Here some key excerpts:
Only two years ago Annie Leibovitz helped put the nails in the coffin of such middle market cameras by saying that the iPhone was the “snapshot camera of today.” But tomorrow? Maybe cameraphone functionality will become so superb that all you losers who spent four and five figure sums on digital SLRs will be overcome with buyers’ remorse and press snappers will be shooting with the same cameras as the rest of us?
Says Antonio Olmos, a 50-year-old, award winning Mexican photographer based in London:
It’s really weird. Photography has never been so popular, but it’s getting destroyed. There have never been so many photographs taken, but photography is dying.
True? Or just another photographic snob? We’re used to the complaint that we’re taking pictures rather than living in the moment, and that makes us experientially poorer. That’s what Olmos is saying:
People taking photographs of their food in a restaurant instead of eating it. People taking photographs of the Mona Lisa instead of looking at it. I think the iPhone is taking people away from their experiences.

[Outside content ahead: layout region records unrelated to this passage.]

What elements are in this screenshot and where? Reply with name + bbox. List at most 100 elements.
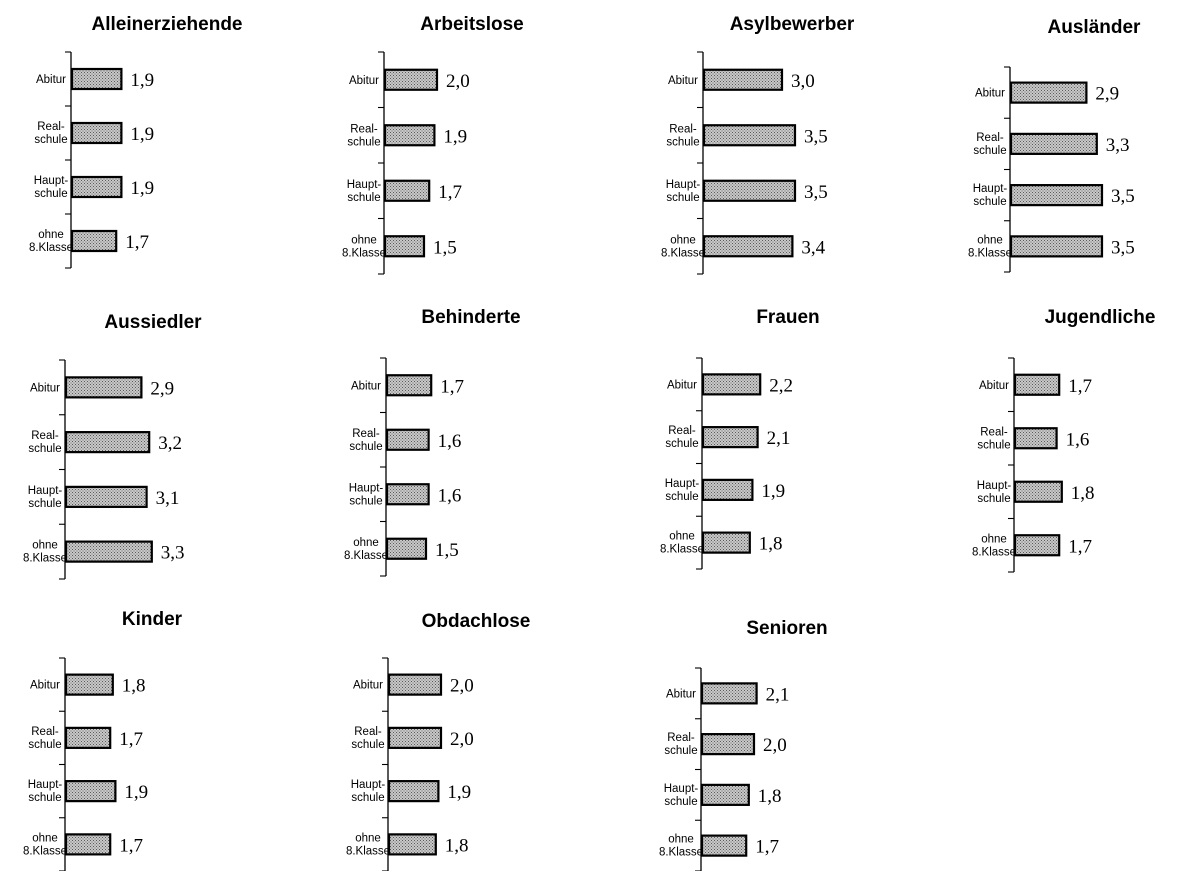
data-label: 1,7 [1068,376,1092,397]
category-label-line: schule [28,443,61,455]
data-label: 1,7 [440,376,464,397]
data-label: 2,1 [767,428,791,449]
bar [70,229,118,253]
bar [1013,373,1061,396]
data-label: 3,3 [161,543,185,564]
category-label: ohne 8.Klasse [346,832,390,857]
category-label-line: Real- [31,726,59,738]
chart-panel-alleinerziehende: Alleinerziehende Abitur 1,9 Real-schule 1,9 H… [29,14,243,269]
category-label: Haupt-schule [347,179,382,204]
category-label: ohne 8.Klasse [29,229,73,254]
category-label-line: schule [349,441,382,453]
data-label: 2,0 [763,735,787,756]
data-label: 2,9 [150,378,174,399]
category-label: ohne 8.Klasse [342,234,386,259]
category-label-line: ohne [351,234,377,246]
category-label-line: ohne [32,540,58,552]
bar [385,483,430,506]
category-label-line: 8.Klasse [661,247,705,259]
category-label-line: ohne [668,834,694,846]
bar [64,726,112,749]
category-label: Haupt-schule [34,175,69,200]
category-label-line: Abitur [975,88,1005,100]
category-label: ohne 8.Klasse [23,832,67,857]
category-label-line: Abitur [36,74,66,86]
category-label-line: Haupt- [351,779,386,791]
category-label-line: ohne [355,832,381,844]
category-label: Real-schule [347,123,380,148]
bar [702,235,794,258]
category-label-line: schule [28,498,61,510]
data-label: 1,5 [435,540,459,561]
category-label-line: schule [351,792,384,804]
chart-title: Obdachlose [422,611,531,632]
chart-title: Kinder [122,609,183,630]
category-label: Haupt-schule [973,183,1008,208]
category-label: Real-schule [664,732,697,757]
data-label: 1,6 [1066,429,1090,450]
data-label: 1,6 [438,431,462,452]
category-label-line: 8.Klasse [23,845,67,857]
data-label: 1,9 [130,70,154,91]
category-label-line: Abitur [351,380,381,392]
category-label-line: schule [973,145,1006,157]
bar [383,124,436,147]
bar [701,373,762,396]
chart-panel-asylbewerber: Asylbewerber Abitur 3,0 Real-schule 3,5 Haupt… [661,14,855,275]
category-label-line: ohne [981,533,1007,545]
category-label-line: schule [977,493,1010,505]
category-label-line: Haupt- [28,485,63,497]
data-label: 2,9 [1095,84,1119,105]
category-label-line: Abitur [979,380,1009,392]
bar [387,673,443,696]
data-label: 1,7 [125,232,149,253]
category-label: Abitur [30,680,60,692]
data-label: 2,2 [769,375,793,396]
category-label: Real-schule [973,132,1006,157]
chart-panel-jugendliche: Jugendliche Abitur 1,7 Real-schule 1,6 Haupt-… [972,307,1155,573]
data-label: 1,8 [122,676,146,697]
data-label: 1,9 [124,782,148,803]
category-label-line: Haupt- [665,478,700,490]
bar [387,780,440,803]
data-label: 1,7 [755,837,779,858]
category-label: Haupt-schule [28,485,63,510]
data-label: 3,2 [158,433,182,454]
category-label: Abitur [668,75,698,87]
category-label: Abitur [351,380,381,392]
category-label-line: Real- [669,123,697,135]
category-label: Haupt-schule [664,783,699,808]
category-label-line: Real- [980,426,1008,438]
chart-title: Frauen [756,307,819,328]
category-label-line: ohne [353,537,379,549]
bar [385,537,428,560]
category-label-line: Abitur [349,75,379,87]
category-label: ohne 8.Klasse [661,234,705,259]
category-label-line: 8.Klasse [968,247,1012,259]
category-label-line: 8.Klasse [23,553,67,565]
data-label: 1,7 [1068,536,1092,557]
chart-panel-aussiedler: Aussiedler Abitur 2,9 Real-schule 3,2 Haupt-s… [23,312,202,580]
category-label: Haupt-schule [28,779,63,804]
category-label: ohne 8.Klasse [659,834,703,859]
data-label: 3,4 [801,237,825,258]
category-label: ohne 8.Klasse [972,533,1016,558]
category-label: Abitur [36,74,66,86]
bar [1013,427,1058,450]
category-label: Real-schule [349,428,382,453]
category-label: Abitur [667,379,697,391]
data-label: 3,5 [1111,237,1135,258]
category-label: Real-schule [666,123,699,148]
bar [64,673,114,696]
category-label: Haupt-schule [977,480,1012,505]
category-label-line: schule [34,188,67,200]
category-label-line: Haupt- [664,783,699,795]
bar [1013,480,1063,503]
bar [64,485,148,508]
category-label: ohne 8.Klasse [23,540,67,565]
category-label-line: Abitur [353,680,383,692]
data-label: 1,8 [758,786,782,807]
bar [1009,184,1104,207]
category-label-line: Abitur [30,680,60,692]
category-label-line: 8.Klasse [346,845,390,857]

But his real problem is the mentioned “democratization” of photography:
He argues that in the 1850s the rise of photography made many painters, who had previously made nice livings from painting family portraits, redundant.
Now it’s the turn of professional photographers to join the scrap heap. Increasingly we don’t need photographers — we can do just as well ourselves.
It’s about photographers becoming obsolete. And not photography dying. Olmos:
Don’t get me wrong. I love iPhones and Instagram. But what I worry about is that Kodak used to employ 40,000 people in good jobs. What have they been replaced by? Twelve people at Instagram (…)
The iPhone has a crap lens. You can take a beautiful picture on the iPhone and blow it up for a print and it looks terrible.
Others lament digital’s laziness. Film and prints are foreign words for most of today’s photographers. Says Guardian photographer Eamonn McCabe:
For me the print is the ultimate expression of photography. When I do street photography courses, I get people to print pictures — often for the first time. The idea is to slow them down, to make them make — not just take — photographs. It takes me back to the days when photography didn’t make people like me lazy.
McCabe deplores the scattergun approach. You snap away thinking, “One of these shots will work,” rather than concentrate on capturing the image:
I don’t think photography’s dead, it’s just become lazy. People are taking lots of pictures but nobody’s looking at them.
For others, like fashion photographers Nick Knight, the iPhone is almost the camera of choice.
Knight reckons the democratizing revolution catalyzed by improved mobile phone cameras is as radical as what happened in the 1960s when fashion photographer David Bailey binned his tripod and started using a handheld camera:
It gave him freedom and changed artistically what photography was. The same is true for me with the iPhone. For years I would shoot on an 8×10 camera, which wasn’t intended to be moved. Now I have freedom.
And what about the “crap” iPhone lens?
Who cares? The image isn’t sharp? Big deal! One of my favorite photographers is Robert Capa, whose pictures are a bit blurry sometimes — I love them because he’s captured a moment.
What I’m into is visual connection to what I’m taking, not pin-sharp clarity. It’s absurd for people to think all photos need to be high resolution — what matters, artistically, is not how many pixels it has, but if the image works. People fetishise the technology in photography more than any other medium. You don’t get anybody but paintbrush nerds fixating on what brush the Chapman brothers use. The machinery you create your art on is irrelevant.
Still, old guard photographer Olmos doesn’t worry:
I’ll survive in this profession because I have skills. I’m a storyteller in images; my compositions are better than most people’s. Just because you’ve got a microprocessor in your computer doesn’t make you a writer.